Pauline Ferrand-Prévôt : “C'est vrai que j'ai été championne du monde dans trois disciplines différentes. Vu comme ça, on pourrait se dire que c'est facile parce que j’ai tout gagné. Mais ce n’est pas du tout ça. Je me remets toujours en question, année après année, et j’ai toujours tendance à vouloir ce que je n'ai pas, autrement dit une médaille olympique. Ca reste mon plus grand rêve et l'objectif de ma carrière. Il me reste deux belles chances de médailles : d’abord Tokyo et ensuite, j’espère, Paris en 2024.”
Votre préparation pour les Jeux olympique de Tokyo cet été a-t-elle été perturbée par la crise sanitaire ?
PFP : “Cette année a été compliquée car les compétitions se sont annulées les unes après les autres. On a été confiné, on a dû s'entraîner à la maison et faire des heures et des heures sur home trainer (équipement qui permet de faire du vélo en position stationnaire, ndlr). On est resté davantage à la maison, en autarcie. Pourtant, j'aime bien voir du monde et faire autre chose que du vélo toute la journée.
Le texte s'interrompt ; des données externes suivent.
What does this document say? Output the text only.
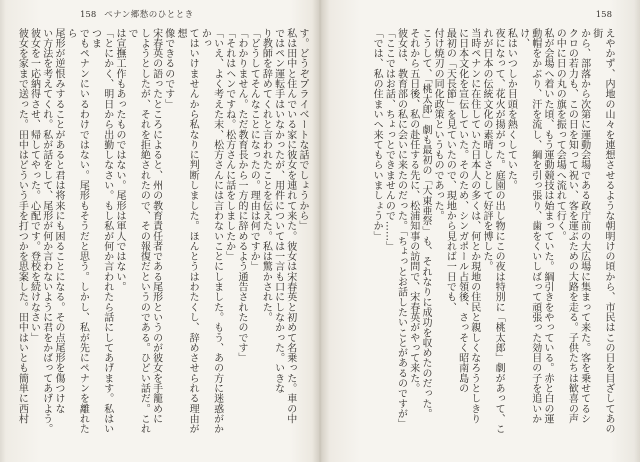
158 ペナン郷愁のひととき	158

えやかず、内地の山々を連想させるような朝明けの頃から、市民はこの日を目ざしてあの街

から、部落から次第に運動会場である政庁前の大広場に集まって来た。客を乗せてるシ

クロの若力も、この日を知って祝い、客を運ぶための大路を走る。子供たちは歓喜の声

の中に日の丸の旗を振って会場へ流れて行く。

私が会場へ着いた頃、もう運動競技は始まっていた。綱引きをやっている。赤と白の運

動帽をかぶり、汗を流し、綱を引っ張り、歯をくいしばって頑張った効目の子を追いかけ、

私はいつしか目頭を熱くしていた。

夜になって、花火が揚がった。庭園の出し物にこの夜は特別に「桃太郎」劇があって、こ

れが日本の伝統文化の素晴しさとして好評を博した。

当時ペナンに在住していた日本人の多くは、何とか現地の住民と親しくなろうとしきり

に日本文化を宣伝していた。そのため、シンガポール占領後、さっそく昭南島の

最初の「天長節」を見ていたので、現地から見れば一日でも、

付け焼刃の同化政策というものであった。

こうして、「桃太郎」劇も最初の「大東亜祭」も、それなりに成功を収めたのだった。

それから五日後、私の赴任する先に、松浦知事の訪問で、宋春英がやって来た。

彼女は、教育部の私に会いに来たのだった。「ちょっとお話したいことがあるのですが」

「ここではお話、ちょっとできませんので……」

「では、私の住まいへ来てもらいましょうか」

す。どうぞプライベートな話でしょうから」

私は田中と住んでいる家に彼女を連れて来た。彼女は宋春英と初めて名乗った。車の中

ではペン運転手はいなかったが、用件については一言も口にしなかった。いきな

り教師を辞めてくれと言われたことを伝えた。私は驚かされた。

「どうしてそんなことになったの。理由は何ですか」

「わかりません。ただ教育長から一方的に辞めるよう通告されたのです」

「それはヘンですね。松方さんに話をしましたか」

「いえ、よく考えた末、松方さんには言わないことにしました。もう、あの方に迷惑がかかっ

てはいけませんから私なりに判断しました。ほんとうはわたくし、辞めさせられる理由が想

像できるのです」

宋春英の語ったところによると、州の教育責任者である尾形というのが彼女を手籠めに

しようとしたが、それを拒絶されたので、その報復だというのである。ひどい話だ。これで

は宣撫工作もあったものではない。尾形は軍人ではない。

「とにかく、明日から出勤しなさい。もし私が何か言われたら話にしてあげます。私はいつま

でもペナンにいるわけではない。尾形もそうだと思う。しかし、私が先にペナンを離れたら

尾形が逆恨みすることがあると君は将来にも困ることになる。その点尾形を傷つけな

い方法を考えてくれ。私が話をして、尾形が何か言わないように君をかばってあげよう。

彼女を一応納得させ、帰してやった。心配です。登校を続けなさい」

彼女を家まで送った。田中はどういう手を打つかを思案した。田中はいとも簡単に西村
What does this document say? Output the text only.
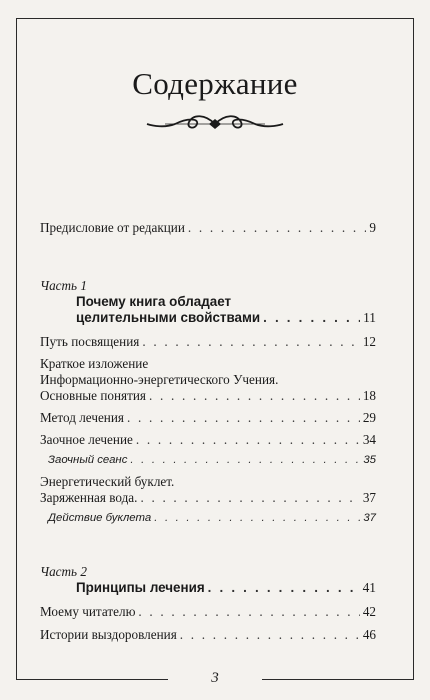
Содержание
Предисловие от редакции . . .	9
Часть 1
Почему книга обладает
целительными свойствами . . .	11
Путь посвящения . . .	12
Краткое изложение
Информационно-энергетического Учения.
Основные понятия . . .	18
Метод лечения . . .	29
Заочное лечение . . .	34
Заочный сеанс . . .	35
Энергетический буклет.
Заряженная вода. . . .	37
Действие буклета . . .	37
Часть 2
Принципы лечения . . .	41
Моему читателю . . .	42
Истории выздоровления . . .	46
3
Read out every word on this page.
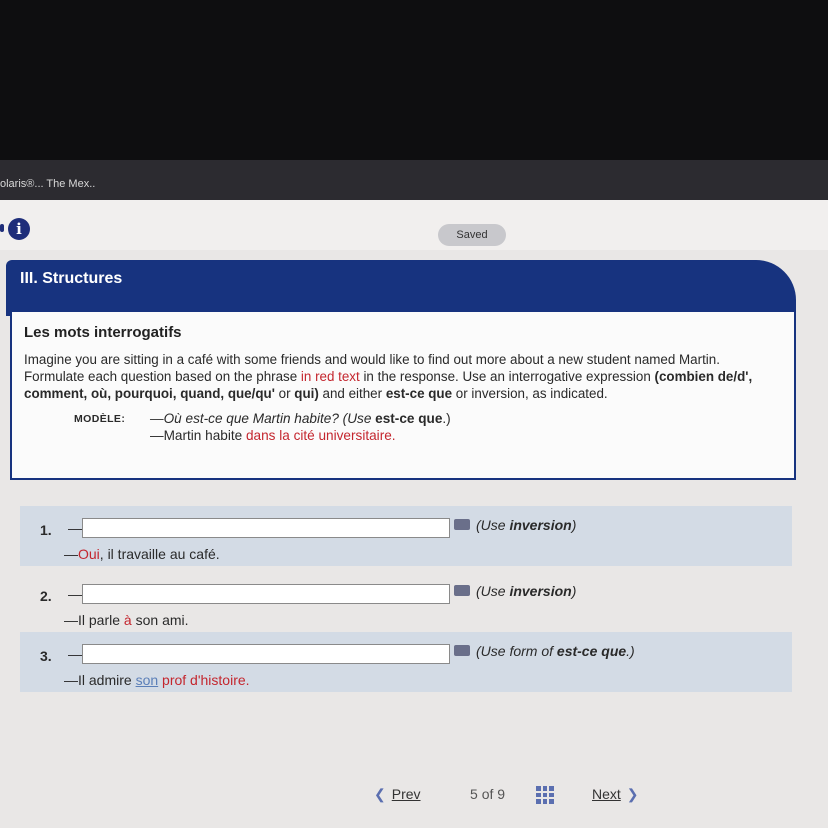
olaris®... The Mex..
i	Saved
III. Structures
Les mots interrogatifs

Imagine you are sitting in a café with some friends and would like to find out more about a new student named Martin. Formulate each question based on the phrase in red text in the response. Use an interrogative expression (combien de/d', comment, où, pourquoi, quand, que/qu' or qui) and either est-ce que or inversion, as indicated.

MODÈLE:	—Où est-ce que Martin habite? (Use est-ce que.)
—Martin habite dans la cité universitaire.
1. —	(Use inversion)
—Oui, il travaille au café.
2. —	(Use inversion)
—Il parle à son ami.
3. —	(Use form of est-ce que.)
—Il admire son prof d'histoire.
❮ Prev	5 of 9	Next ❯
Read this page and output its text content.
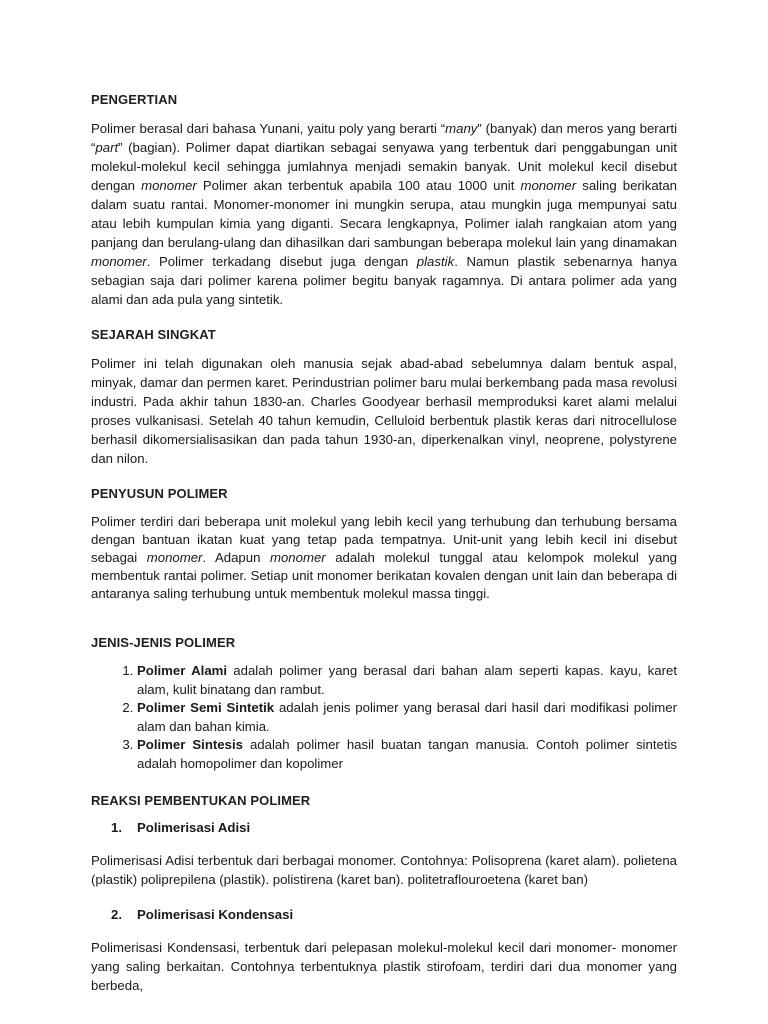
PENGERTIAN

Polimer berasal dari bahasa Yunani, yaitu poly yang berarti “many” (banyak) dan meros yang berarti “part” (bagian). Polimer dapat diartikan sebagai senyawa yang terbentuk dari penggabungan unit molekul-molekul kecil sehingga jumlahnya menjadi semakin banyak. Unit molekul kecil disebut dengan monomer Polimer akan terbentuk apabila 100 atau 1000 unit monomer saling berikatan dalam suatu rantai. Monomer-monomer ini mungkin serupa, atau mungkin juga mempunyai satu atau lebih kumpulan kimia yang diganti. Secara lengkapnya, Polimer ialah rangkaian atom yang panjang dan berulang-ulang dan dihasilkan dari sambungan beberapa molekul lain yang dinamakan monomer. Polimer terkadang disebut juga dengan plastik. Namun plastik sebenarnya hanya sebagian saja dari polimer karena polimer begitu banyak ragamnya. Di antara polimer ada yang alami dan ada pula yang sintetik.

SEJARAH SINGKAT

Polimer ini telah digunakan oleh manusia sejak abad-abad sebelumnya dalam bentuk aspal, minyak, damar dan permen karet. Perindustrian polimer baru mulai berkembang pada masa revolusi industri. Pada akhir tahun 1830-an. Charles Goodyear berhasil memproduksi karet alami melalui proses vulkanisasi. Setelah 40 tahun kemudin, Celluloid berbentuk plastik keras dari nitrocellulose berhasil dikomersialisasikan dan pada tahun 1930-an, diperkenalkan vinyl, neoprene, polystyrene dan nilon.

PENYUSUN POLIMER

Polimer terdiri dari beberapa unit molekul yang lebih kecil yang terhubung dan terhubung bersama dengan bantuan ikatan kuat yang tetap pada tempatnya. Unit-unit yang lebih kecil ini disebut sebagai monomer. Adapun monomer adalah molekul tunggal atau kelompok molekul yang membentuk rantai polimer. Setiap unit monomer berikatan kovalen dengan unit lain dan beberapa di antaranya saling terhubung untuk membentuk molekul massa tinggi.

JENIS-JENIS POLIMER
1. Polimer Alami adalah polimer yang berasal dari bahan alam seperti kapas. kayu, karet alam, kulit binatang dan rambut.
2. Polimer Semi Sintetik adalah jenis polimer yang berasal dari hasil dari modifikasi polimer alam dan bahan kimia.
3. Polimer Sintesis adalah polimer hasil buatan tangan manusia. Contoh polimer sintetis adalah homopolimer dan kopolimer
REAKSI PEMBENTUKAN POLIMER
1.	Polimerisasi Adisi

Polimerisasi Adisi terbentuk dari berbagai monomer. Contohnya: Polisoprena (karet alam). polietena (plastik) poliprepilena (plastik). polistirena (karet ban). politetraflouroetena (karet ban)

2.	Polimerisasi Kondensasi

Polimerisasi Kondensasi, terbentuk dari pelepasan molekul-molekul kecil dari monomer- monomer yang saling berkaitan. Contohnya terbentuknya plastik stirofoam, terdiri dari dua monomer yang berbeda,
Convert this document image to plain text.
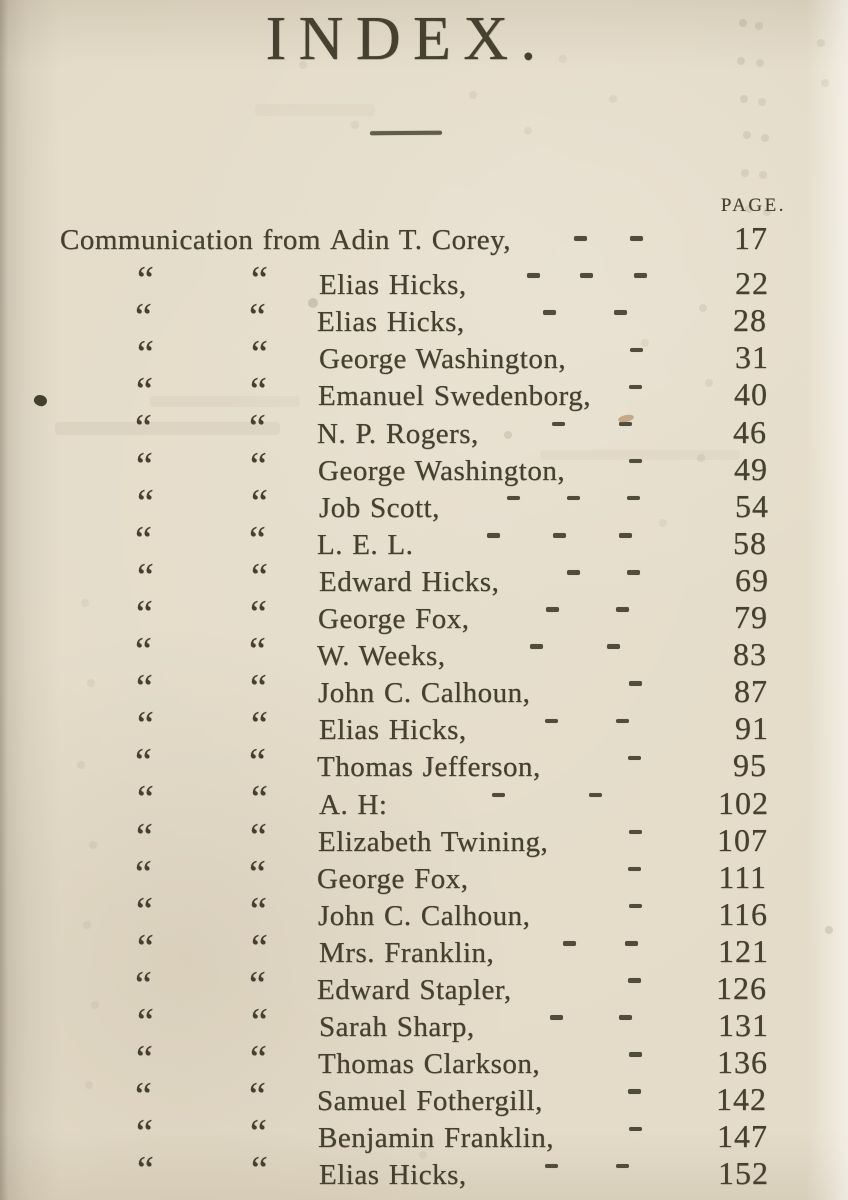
INDEX.
PAGE.
Communication from Adin T. Corey,	17
“	“ Elias Hicks,	22
“	“ Elias Hicks,	28
“	“ George Washington,	31
“	“ Emanuel Swedenborg,	40
“	“ N. P. Rogers,	46
“	“ George Washington,	49
“	“ Job Scott,	54
“	“ L. E. L.	58
“	“ Edward Hicks,	69
“	“ George Fox,	79
“	“ W. Weeks,	83
“	“ John C. Calhoun,	87
“	“ Elias Hicks,	91
“	“ Thomas Jefferson,	95
“	“ A. H:	102
“	“ Elizabeth Twining,	107
“	“ George Fox,	111
“	“ John C. Calhoun,	116
“	“ Mrs. Franklin,	121
“	“ Edward Stapler,	126
“	“ Sarah Sharp,	131
“	“ Thomas Clarkson,	136
“	“ Samuel Fothergill,	142
“	“ Benjamin Franklin,	147
“	“ Elias Hicks,	152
Il faut garder le moral, rester positif et s'adapter en conséquence au jour le jour, même si aujourd'hui on ne sait pas si les prochaines compétitions, voire les Jeux, auront lieu."
Comment gérez-vous cette perspective ?
"C'est la faculté d'une ou d'un sportif de haut niveau de savoir s'adapter aux événements et aux imprévus. Je me suis plutôt bien adaptée en 2020. Il parait difficile d'avoir une saison normale en 2021, donc j'espère que je saurais aussi bien m'adapter que l'an passé.”
Le choix de recentrer votre carrière sur le VTT vous a plutôt réussi. Pourquoi avez-vous quitté la route ?
PFP: “Pour deux raisons. Déjà, j’ai constaté une évolution dans mon sport en 2016-2017, où les courses sur route étaient de plus en plus longues, avec des schémas de courses qui ressemblaient beaucoup à ceux des garçons, c'est à dire très structurés et un peu écrits d'avance. Je n'aime pas vraiment ça et quand j'ai ressenti une certaine lassitude, je me suis dit que c’était le bon moment de passer au VTT."
Était-il possible de poursuivre sur les deux disciplines ?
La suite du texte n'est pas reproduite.